You may see Rachel do a real report. With Lawrence, there's really no chance. And nothing they say will ever concern the topics being discussed here. It just isn’t done, especially on NBC, which has aggressively purchased the scripts we have listed above.

In a rational world, Drum’s question makes very good sense. Michael Winerip to the side, you don’t live in that world.

Tomorrow: U.S. students in low-poverty schools

Wednesday: Concerning what Winerip said

10 comments:

  1. urban kids have improved their math and reading performance by anywhere from half a grade level to a full grade level in just eight years.

    No Child Left Behind was passed a little over eight years ago. Maybe some people would rather not talk about results that make George Bush look good.

    ReplyDelete
  2. ...and the results that precede those eight years make Clinton, Bush I, Reagan, Carter, etc. look good -- if you're an imbecile.

    There is very little in the history of the improvements in "urban" kids' test results to suggest that the very long trend (much longer than 8 years) of improvements is due to the policies implemented by Bush II, or to those other Presidents I named.

    Have you actually got ANYTHING on this DavidinCA, anything at all?

    ReplyDelete
  3. D in C said:
    "
    No Child Left Behind was passed a little over eight years ago. Maybe some people would rather not talk about results that make George Bush look good."

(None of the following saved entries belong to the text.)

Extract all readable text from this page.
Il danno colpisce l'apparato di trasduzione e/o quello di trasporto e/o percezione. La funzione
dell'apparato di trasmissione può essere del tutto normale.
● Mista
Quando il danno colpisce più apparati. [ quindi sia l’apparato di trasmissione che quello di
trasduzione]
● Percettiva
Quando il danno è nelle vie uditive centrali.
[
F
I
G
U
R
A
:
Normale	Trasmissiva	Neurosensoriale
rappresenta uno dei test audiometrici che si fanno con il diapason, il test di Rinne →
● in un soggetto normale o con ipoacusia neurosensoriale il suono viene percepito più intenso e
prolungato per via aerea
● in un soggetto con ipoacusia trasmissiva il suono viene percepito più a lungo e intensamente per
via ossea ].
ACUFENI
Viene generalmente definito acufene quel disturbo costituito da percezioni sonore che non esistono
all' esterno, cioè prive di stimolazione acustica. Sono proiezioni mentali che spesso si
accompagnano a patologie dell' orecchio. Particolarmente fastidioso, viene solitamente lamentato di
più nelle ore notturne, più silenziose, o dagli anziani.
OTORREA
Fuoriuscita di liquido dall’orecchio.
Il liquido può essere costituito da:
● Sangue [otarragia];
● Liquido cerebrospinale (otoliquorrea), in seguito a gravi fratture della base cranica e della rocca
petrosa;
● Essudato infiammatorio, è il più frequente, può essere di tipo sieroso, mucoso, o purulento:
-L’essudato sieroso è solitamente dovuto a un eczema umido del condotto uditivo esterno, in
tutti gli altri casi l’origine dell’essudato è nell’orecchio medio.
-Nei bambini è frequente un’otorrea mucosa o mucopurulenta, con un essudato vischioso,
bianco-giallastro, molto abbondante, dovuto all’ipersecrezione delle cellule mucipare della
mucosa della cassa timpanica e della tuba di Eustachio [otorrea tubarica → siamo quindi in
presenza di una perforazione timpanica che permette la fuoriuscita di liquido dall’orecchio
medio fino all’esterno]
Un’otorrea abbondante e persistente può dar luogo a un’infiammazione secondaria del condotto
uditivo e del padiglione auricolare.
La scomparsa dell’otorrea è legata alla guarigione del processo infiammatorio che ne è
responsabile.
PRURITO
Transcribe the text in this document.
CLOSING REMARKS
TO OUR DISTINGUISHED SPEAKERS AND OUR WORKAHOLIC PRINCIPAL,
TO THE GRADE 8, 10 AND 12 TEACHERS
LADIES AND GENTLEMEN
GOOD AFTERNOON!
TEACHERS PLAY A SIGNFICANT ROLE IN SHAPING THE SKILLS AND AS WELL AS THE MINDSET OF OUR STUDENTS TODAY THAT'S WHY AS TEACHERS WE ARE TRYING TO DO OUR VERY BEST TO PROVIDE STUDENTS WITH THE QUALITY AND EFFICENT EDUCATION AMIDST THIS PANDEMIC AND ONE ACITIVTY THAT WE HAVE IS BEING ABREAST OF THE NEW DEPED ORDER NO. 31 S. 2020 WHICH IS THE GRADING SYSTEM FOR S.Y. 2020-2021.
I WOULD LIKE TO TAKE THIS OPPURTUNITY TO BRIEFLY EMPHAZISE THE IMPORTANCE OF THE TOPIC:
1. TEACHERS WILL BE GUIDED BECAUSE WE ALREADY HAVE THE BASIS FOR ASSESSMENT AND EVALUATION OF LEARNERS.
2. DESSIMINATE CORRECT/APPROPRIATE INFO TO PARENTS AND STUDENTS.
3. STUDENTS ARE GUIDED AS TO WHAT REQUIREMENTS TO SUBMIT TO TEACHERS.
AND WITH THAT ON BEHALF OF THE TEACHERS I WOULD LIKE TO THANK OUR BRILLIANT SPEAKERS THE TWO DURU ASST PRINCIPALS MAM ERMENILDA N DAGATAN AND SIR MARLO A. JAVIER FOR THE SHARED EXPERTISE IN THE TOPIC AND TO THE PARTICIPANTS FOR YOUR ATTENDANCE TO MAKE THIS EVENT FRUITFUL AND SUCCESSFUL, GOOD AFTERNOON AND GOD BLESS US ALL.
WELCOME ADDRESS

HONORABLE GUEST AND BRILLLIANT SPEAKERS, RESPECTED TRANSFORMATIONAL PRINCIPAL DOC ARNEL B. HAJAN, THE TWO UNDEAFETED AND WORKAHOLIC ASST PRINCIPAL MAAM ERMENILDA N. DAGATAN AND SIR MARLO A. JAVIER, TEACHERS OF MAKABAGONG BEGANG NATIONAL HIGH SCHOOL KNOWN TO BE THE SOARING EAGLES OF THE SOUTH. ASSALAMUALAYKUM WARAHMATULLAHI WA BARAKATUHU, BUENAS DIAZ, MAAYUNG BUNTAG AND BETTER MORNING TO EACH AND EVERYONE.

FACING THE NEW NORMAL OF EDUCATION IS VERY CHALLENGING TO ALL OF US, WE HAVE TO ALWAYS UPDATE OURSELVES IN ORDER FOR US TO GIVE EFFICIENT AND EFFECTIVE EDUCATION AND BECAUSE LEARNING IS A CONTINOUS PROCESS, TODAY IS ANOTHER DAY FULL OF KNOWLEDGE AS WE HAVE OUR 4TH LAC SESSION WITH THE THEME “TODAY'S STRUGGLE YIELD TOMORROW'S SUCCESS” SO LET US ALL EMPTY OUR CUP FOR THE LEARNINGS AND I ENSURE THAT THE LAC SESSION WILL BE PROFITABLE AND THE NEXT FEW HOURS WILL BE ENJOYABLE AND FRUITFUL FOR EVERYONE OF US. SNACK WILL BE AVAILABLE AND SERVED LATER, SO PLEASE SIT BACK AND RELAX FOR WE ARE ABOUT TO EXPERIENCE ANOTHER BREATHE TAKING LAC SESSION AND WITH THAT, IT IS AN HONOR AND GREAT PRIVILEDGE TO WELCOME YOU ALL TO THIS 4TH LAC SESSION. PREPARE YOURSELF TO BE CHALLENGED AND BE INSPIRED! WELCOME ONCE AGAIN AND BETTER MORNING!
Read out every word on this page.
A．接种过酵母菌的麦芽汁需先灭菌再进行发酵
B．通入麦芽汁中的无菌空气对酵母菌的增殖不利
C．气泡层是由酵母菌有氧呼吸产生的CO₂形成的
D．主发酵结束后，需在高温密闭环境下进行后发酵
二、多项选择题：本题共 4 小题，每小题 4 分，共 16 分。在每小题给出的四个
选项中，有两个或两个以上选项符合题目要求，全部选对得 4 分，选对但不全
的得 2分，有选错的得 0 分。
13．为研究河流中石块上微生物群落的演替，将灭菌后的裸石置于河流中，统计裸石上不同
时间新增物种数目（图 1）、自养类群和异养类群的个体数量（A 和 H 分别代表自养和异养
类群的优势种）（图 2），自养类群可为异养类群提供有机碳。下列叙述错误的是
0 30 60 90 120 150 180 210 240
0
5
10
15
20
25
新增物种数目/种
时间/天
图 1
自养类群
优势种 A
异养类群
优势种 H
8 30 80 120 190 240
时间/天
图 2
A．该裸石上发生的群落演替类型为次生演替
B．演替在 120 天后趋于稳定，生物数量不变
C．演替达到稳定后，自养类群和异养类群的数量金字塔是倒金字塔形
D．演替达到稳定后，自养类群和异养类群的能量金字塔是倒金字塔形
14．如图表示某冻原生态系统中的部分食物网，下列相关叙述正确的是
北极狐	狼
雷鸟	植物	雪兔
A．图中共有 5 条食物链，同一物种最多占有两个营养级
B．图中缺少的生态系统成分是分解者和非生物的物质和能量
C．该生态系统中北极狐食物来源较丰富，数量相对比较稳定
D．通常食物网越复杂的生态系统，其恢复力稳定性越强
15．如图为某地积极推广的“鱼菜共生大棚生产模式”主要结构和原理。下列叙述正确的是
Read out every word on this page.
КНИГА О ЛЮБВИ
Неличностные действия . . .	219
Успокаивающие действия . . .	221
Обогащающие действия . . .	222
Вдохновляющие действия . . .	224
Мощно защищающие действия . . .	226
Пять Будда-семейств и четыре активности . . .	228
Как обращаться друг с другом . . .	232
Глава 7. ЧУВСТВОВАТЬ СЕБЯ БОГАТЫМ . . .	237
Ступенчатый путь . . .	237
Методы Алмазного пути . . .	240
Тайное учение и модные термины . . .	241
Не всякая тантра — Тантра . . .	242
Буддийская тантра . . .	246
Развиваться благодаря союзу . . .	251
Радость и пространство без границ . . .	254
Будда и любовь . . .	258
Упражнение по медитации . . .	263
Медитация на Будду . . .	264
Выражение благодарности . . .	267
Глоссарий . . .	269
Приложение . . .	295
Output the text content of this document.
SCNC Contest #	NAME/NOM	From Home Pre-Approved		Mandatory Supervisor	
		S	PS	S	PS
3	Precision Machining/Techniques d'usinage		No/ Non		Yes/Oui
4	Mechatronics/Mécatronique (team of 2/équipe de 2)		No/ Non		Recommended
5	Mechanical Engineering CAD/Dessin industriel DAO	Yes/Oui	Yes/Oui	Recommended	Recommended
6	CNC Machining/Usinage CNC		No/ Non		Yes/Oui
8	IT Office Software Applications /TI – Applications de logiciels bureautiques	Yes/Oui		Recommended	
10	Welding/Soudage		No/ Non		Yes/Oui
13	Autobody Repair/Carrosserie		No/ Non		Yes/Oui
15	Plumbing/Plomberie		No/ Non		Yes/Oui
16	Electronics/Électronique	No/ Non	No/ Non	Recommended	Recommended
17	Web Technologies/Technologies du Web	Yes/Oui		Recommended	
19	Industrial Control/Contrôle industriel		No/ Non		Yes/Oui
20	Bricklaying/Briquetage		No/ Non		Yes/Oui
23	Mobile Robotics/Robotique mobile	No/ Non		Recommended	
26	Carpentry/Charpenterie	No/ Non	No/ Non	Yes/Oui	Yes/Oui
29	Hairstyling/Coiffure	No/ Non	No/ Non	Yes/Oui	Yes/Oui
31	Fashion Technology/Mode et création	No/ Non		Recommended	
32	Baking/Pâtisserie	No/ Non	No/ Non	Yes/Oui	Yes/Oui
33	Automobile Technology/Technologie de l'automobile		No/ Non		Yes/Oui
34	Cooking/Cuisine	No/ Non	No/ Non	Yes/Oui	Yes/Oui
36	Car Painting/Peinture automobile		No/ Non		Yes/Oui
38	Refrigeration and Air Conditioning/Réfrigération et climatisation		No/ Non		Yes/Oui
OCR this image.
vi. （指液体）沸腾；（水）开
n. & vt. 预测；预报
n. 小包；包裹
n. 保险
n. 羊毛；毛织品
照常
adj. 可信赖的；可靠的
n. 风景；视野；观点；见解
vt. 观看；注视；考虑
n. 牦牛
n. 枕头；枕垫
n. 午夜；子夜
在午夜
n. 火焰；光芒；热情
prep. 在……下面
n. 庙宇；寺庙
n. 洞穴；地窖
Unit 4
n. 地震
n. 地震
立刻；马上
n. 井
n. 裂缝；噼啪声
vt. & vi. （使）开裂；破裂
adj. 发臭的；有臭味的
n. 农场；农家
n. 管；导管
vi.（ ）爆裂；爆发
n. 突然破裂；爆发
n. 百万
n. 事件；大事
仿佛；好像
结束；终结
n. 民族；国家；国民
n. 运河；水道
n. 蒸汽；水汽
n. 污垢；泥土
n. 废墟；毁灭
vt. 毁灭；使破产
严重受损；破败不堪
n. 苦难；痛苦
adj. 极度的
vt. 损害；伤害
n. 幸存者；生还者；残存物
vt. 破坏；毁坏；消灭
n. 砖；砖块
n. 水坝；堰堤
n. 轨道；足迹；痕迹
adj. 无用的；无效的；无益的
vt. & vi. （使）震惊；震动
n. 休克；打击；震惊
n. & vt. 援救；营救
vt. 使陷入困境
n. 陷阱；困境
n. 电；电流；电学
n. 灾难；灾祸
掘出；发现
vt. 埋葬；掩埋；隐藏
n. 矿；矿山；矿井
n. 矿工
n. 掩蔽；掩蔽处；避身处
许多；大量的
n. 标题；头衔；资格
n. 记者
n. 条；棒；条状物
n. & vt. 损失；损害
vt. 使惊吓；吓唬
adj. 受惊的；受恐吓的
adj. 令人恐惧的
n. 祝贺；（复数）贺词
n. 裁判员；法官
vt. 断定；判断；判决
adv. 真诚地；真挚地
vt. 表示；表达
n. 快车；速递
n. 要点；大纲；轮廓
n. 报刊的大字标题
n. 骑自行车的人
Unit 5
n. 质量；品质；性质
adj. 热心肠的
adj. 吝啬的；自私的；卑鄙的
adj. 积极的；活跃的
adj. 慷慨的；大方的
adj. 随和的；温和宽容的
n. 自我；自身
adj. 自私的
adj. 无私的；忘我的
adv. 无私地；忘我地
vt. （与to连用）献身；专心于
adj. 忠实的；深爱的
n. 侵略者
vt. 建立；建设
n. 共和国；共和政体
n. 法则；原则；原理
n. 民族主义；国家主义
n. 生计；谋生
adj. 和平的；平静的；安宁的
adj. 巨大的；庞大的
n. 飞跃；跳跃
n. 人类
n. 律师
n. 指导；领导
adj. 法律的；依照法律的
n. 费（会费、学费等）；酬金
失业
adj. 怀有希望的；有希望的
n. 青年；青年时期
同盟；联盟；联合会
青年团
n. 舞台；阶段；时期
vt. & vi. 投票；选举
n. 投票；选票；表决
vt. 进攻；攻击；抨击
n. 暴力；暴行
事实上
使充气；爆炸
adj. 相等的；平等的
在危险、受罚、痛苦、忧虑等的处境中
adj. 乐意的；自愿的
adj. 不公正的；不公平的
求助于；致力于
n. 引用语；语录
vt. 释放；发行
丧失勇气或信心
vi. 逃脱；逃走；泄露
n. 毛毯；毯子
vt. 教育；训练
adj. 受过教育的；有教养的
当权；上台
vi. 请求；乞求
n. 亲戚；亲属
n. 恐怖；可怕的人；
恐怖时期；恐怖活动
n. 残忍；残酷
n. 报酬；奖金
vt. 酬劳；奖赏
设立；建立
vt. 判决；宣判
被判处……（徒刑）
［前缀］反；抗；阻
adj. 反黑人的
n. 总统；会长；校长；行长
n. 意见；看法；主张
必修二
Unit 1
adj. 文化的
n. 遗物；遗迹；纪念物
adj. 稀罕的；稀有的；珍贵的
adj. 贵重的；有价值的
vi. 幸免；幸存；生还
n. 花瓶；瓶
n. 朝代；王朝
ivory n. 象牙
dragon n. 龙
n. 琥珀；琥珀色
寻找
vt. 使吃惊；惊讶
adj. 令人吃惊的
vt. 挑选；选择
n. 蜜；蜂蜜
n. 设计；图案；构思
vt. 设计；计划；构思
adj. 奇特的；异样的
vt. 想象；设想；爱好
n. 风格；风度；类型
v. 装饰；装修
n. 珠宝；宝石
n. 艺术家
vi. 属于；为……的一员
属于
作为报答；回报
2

    Actually, Bob Somerby has mentioned this possibility numerous times.

    ReplyDelete
  4. Dallas participated in TUDA for the first time in 2011.

    ReplyDelete
  5. David in Cal: Your comments here are incredibly out of place. There are many many sites where you're perspective would remedy the pro-Dem bias. That bias is one of major Daily Howler themes, as is pro-Repub bias. Most of us are here because Howler is one of the few sites that tells stuff as it is without partisan bias. Specifically on the NAEP issue, as anonymous said, the positive trends seem to have begun in the early 1990s. I think that coincides roughly with accountability and transparency efforts in general, which both parties and most parents and teachers supported and still support. Good job! Now, about the mainstream media not recognizing that progress, now you can start blaming.